Moderna has said it expects to produce between 100 million and 125 million doses for global distribution in the first three months of next year.

With each passing day and every rise in cases, it seems hospitals will have a harder time making space in the chaos to deliver vaccines to their workers, especially since the shots will likely need to come in shifts so as to stagger staff days off due to side effects.

Cleveland Clinic Florida hospitals including Indian River still had adequate bed capacity on Monday, but in all but one of its Ohio hospitals, Cleveland Clinic suspended all non-essential inpatient surgeries requiring a hospital bed or ICU care until Jan. 4.

“We are currently experiencing the highest volume of patients with COVID-19 since the start of the pandemic,” the system stated in a news release about the Ohio decisions. “With these steps, we are proactively making more beds available to accommodate what we anticipate will be a continued increase in COVID-19 patients needing hospitalization.”

The move came as Cuyahoga County, where Cleveland is located, ordered more refrigeration units, in anticipation not of the vaccine, which needs to be kept cold, but of an increase in bodies.

While prioritizing the elderly reflects a humanitarian belief, inoculating long-term care residents will also have the effect of keeping them out of the hospital, freeing up beds and workers for others with the disease.

In nursing homes alone – not counting assisted living – there have been 500,000 cases of COVID-19 and 70,000 deaths.

As of press time Monday, it was not known how many doses from Pfizer’s first batch of the vaccine, should it be authorized this week, are destined for Indian River County. An ultra-cold freezer, bought with county CARES Act funding, won’t arrive at the health department until mid-January.

In the meantime, vaccines will be stored at five major Florida hospitals designated as distribution hubs, including AdventHealth in Orlando, the closest to Vero. The other hospitals are Tampa General, UFHealth Jacksonville, Jackson Memorial in Miami and Memorial Regional Hospital in Hollywood.
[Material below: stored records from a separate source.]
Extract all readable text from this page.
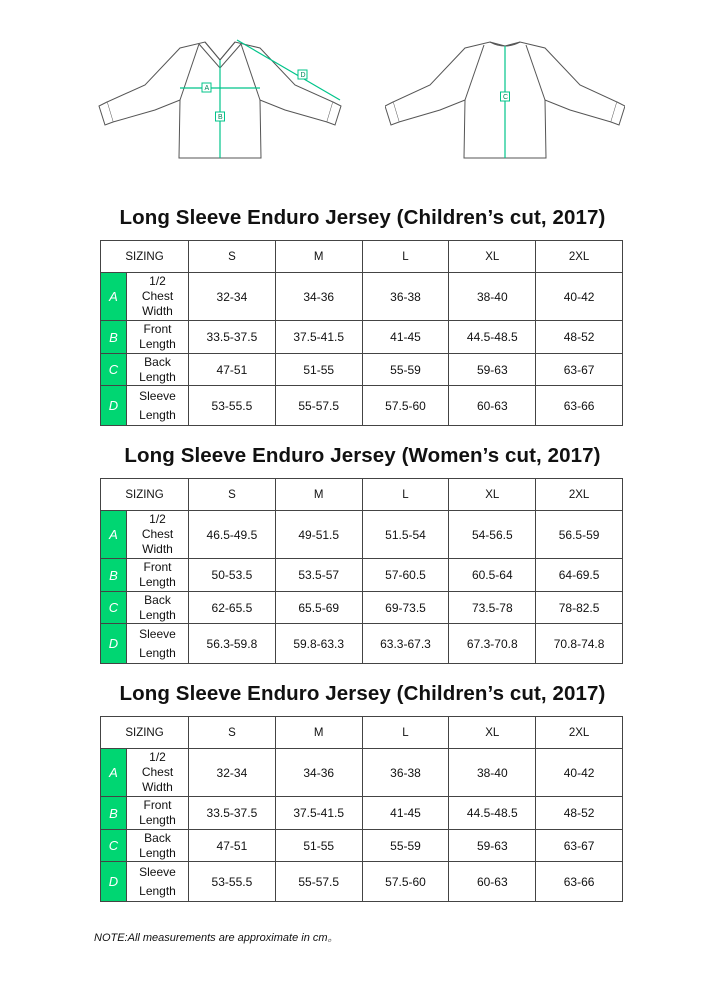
A
B
D
C
Long Sleeve Enduro Jersey (Children’s cut, 2017)
SIZING		S	M	L	XL	2XL
A	1/2
Chest
Width	32-34	34-36	36-38	38-40	40-42
B	Front
Length	33.5-37.5	37.5-41.5	41-45	44.5-48.5	48-52
C	Back
Length	47-51	51-55	55-59	59-63	63-67
D	Sleeve
Length	53-55.5	55-57.5	57.5-60	60-63	63-66
Long Sleeve Enduro Jersey (Women’s cut, 2017)
SIZING		S	M	L	XL	2XL
A	1/2
Chest
Width	46.5-49.5	49-51.5	51.5-54	54-56.5	56.5-59
B	Front
Length	50-53.5	53.5-57	57-60.5	60.5-64	64-69.5
C	Back
Length	62-65.5	65.5-69	69-73.5	73.5-78	78-82.5
D	Sleeve
Length	56.3-59.8	59.8-63.3	63.3-67.3	67.3-70.8	70.8-74.8
Long Sleeve Enduro Jersey (Children’s cut, 2017)
SIZING		S	M	L	XL	2XL
A	1/2
Chest
Width	32-34	34-36	36-38	38-40	40-42
B	Front
Length	33.5-37.5	37.5-41.5	41-45	44.5-48.5	48-52
C	Back
Length	47-51	51-55	55-59	59-63	63-67
D	Sleeve
Length	53-55.5	55-57.5	57.5-60	60-63	63-66
NOTE:All measurements are approximate in cm。
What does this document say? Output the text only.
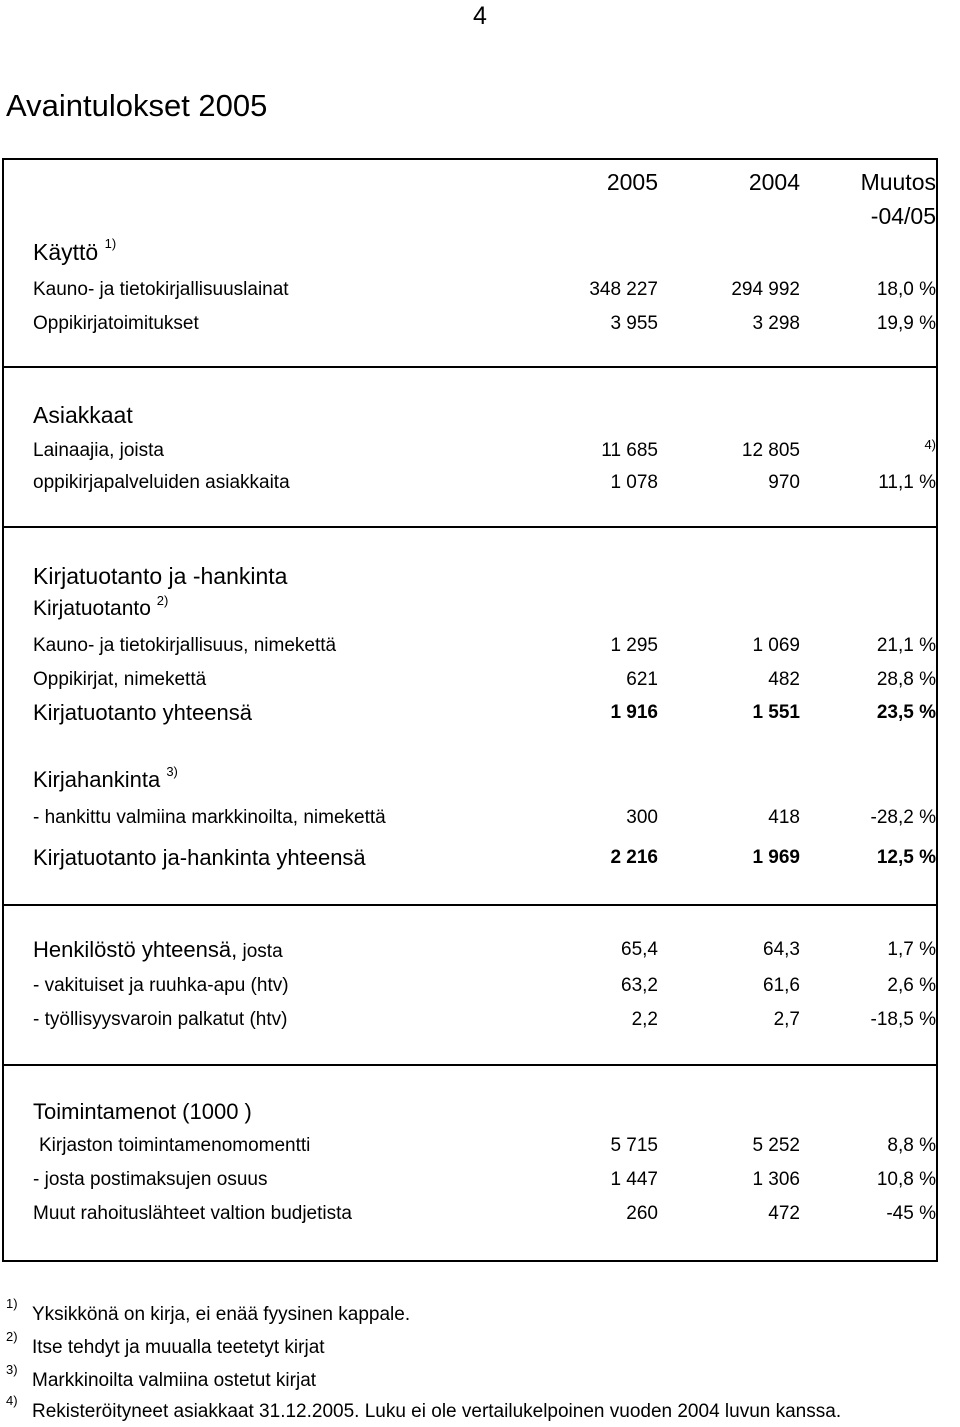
4
Avaintulokset 2005
2005	2004	Muutos
-04/05
Käyttö $^{1)}$
Kauno- ja tietokirjallisuuslainat	348 227	294 992	18,0 %
Oppikirjatoimitukset	3 955	3 298	19,9 %
Asiakkaat
Lainaajia, joista	11 685	12 805	4)
oppikirjapalveluiden asiakkaita	1 078	970	11,1 %
Kirjatuotanto ja -hankinta
Kirjatuotanto $^{2)}$
Kauno- ja tietokirjallisuus, nimekettä	1 295	1 069	21,1 %
Oppikirjat, nimekettä	621	482	28,8 %
Kirjatuotanto yhteensä	1 916	1 551	23,5 %
Kirjahankinta $^{3)}$
- hankittu valmiina markkinoilta, nimekettä	300	418	-28,2 %
Kirjatuotanto ja-hankinta yhteensä	2 216	1 969	12,5 %
Henkilöstö yhteensä, josta	65,4	64,3	1,7 %
- vakituiset ja ruuhka-apu (htv)	63,2	61,6	2,6 %
- työllisyysvaroin palkatut (htv)	2,2	2,7	-18,5 %
Toimintamenot (1000 )
Kirjaston toimintamenomomentti	5 715	5 252	8,8 %
- josta postimaksujen osuus	1 447	1 306	10,8 %
Muut rahoituslähteet valtion budjetista	260	472	-45 %
1)
Yksikkönä on kirja, ei enää fyysinen kappale.
2)
Itse tehdyt ja muualla teetetyt kirjat
3)
Markkinoilta valmiina ostetut kirjat
4)
Rekisteröityneet asiakkaat 31.12.2005. Luku ei ole vertailukelpoinen vuoden 2004 luvun kanssa.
In Ohio, Cleveland Clinic is one of 10 distribution hubs in the state.

In the Florida system, Dr. Greg Rosencrance, president of Cleveland Clinic Indian River, said plans have been underway “for several weeks” to determine how to distribute the vaccine. “That includes ensuring we have freezers at our Weston, Martin Health and Indian River locations that can accommodate requirements for vaccines that require cold storage,” he said.

“Cleveland Clinic is closely monitoring the progression of potential COVID-19 vaccines,” he said. “We are working with federal, state and local authorities, as well as area hospitals on distribution plans, including how the FDA-approved vaccines will be received and distributed and the order in which people may receive the vaccines.

”As part of its planning process, Cleveland Clinic also is developing policies related to the vaccine and caregivers,” Rosencrance added.